“If you have an important point to make, don’t try to be subtle or clever. Use a pile driver. Hit the point once. Then come back and hit it again. Then hit it a third time – a tremendous whack.” – Winston Churchill
I remember listening to an episode of Fresh Air on NPR many years ago and the guest was Stephen Sondheim. One of the questions that Terry Gross asked him threw me for a loop. “Have you ever changed a lyric because it was too clever?” she asked. I thought, “What kind of question is that to ask a Pulitzer Prize-winning composer and lyricist?” But as it turned out, Sondheim gave a long and thoughtful answer, proving two things to me: one, when interviewing someone, surprising questions often inspire the most substantive responses; and two, artfulness is not always the goal of creative work.

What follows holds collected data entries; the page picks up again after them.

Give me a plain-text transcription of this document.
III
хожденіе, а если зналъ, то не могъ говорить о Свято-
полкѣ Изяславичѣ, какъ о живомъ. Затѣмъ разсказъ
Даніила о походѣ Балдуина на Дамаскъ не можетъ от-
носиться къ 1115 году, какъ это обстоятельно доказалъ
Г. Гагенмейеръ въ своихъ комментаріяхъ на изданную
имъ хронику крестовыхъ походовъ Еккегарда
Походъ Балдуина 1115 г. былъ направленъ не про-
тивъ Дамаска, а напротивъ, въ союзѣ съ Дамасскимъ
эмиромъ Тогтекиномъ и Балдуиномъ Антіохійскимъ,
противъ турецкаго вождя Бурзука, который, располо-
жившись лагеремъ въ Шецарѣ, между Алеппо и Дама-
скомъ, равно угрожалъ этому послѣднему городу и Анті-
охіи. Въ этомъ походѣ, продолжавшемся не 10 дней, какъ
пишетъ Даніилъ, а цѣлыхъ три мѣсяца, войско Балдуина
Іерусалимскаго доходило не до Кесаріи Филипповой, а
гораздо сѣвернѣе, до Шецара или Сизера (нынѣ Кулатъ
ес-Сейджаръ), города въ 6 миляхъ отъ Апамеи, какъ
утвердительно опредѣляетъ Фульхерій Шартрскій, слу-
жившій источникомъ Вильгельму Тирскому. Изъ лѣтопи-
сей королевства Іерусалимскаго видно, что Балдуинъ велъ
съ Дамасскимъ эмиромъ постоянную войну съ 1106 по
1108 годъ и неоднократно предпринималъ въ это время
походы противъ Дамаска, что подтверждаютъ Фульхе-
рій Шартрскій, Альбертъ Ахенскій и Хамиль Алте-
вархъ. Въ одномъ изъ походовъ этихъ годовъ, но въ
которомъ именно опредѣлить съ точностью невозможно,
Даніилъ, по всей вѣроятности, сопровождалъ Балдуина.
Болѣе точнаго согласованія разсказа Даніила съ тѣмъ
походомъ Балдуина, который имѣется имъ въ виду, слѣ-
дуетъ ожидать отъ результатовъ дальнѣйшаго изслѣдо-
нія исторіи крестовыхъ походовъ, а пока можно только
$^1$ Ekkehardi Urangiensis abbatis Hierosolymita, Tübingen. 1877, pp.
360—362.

As communications experts, we at Libretto understand that writing well is not the same as communicating well. At its best, business writing is clear, concise, and direct. Readers have no time and even less inclination to ponder hidden meanings, unusual turns of phrase, or purple prose. Clever writing is not clear writing, and it typically serves the writer’s ego more than the client’s needs.
“I am so clever that sometimes I don't understand a single word of what I am saying.” – Oscar Wilde
I used to work at WGBH and one of my responsibilities was to create brochures to help sell corporate sponsorships of national PBS programs, such as The American Experience, Mystery, NOVA, The Victory Garden, and others. I collaborated closely with designers and in one presentation meeting, the producer of a certain documentary film grew impatient with our insistence on fine-tuning various aspects of the piece. “This is not art,” he complained rather loudly and not a little insensitively. “What I do is art!”
He had a point, uncomfortable though it was to hear it. At the same time, you want your creative team to aspire to the highest standards of skill and quality they can muster in their work. And very often, small details can make a big difference. It was never our intention to create a work of art, but it took creativity and imagination to develop a compelling sales tool that would reflect the majestic sweep of a television program that had yet to be filmed. The producer was unwilling to acknowledge that while his medium and ours were different, each is susceptible to good or bad execution and we all took pride in delivering our best work.
“The highest condition of art is artlessness.” – Henry David Thoreau
That said, just as writers could fall in the trap of creating copy that is too ornate or verbose, designers can sometimes make perfectly good text hard to read by doing something visually “clever” to it, like rendering it sideways or in odd fonts or very small point sizes. If the writing isn’t clear and to the point, and if the design makes the words difficult to read, then we have failed – artistic quality be damned.
I prefer to think of the work we do – and do damned well – to be more craftsmanlike than artistic. We don’t invent out of whole cloth to satisfy our own souls so much as make order and meaning from known facts in the service of specific audiences with specific needs, goals, and expectations. That doesn’t make it any easier to do, but if our work makes it easier for the reader – and satisfies our clients’ needs – then we have done our job well.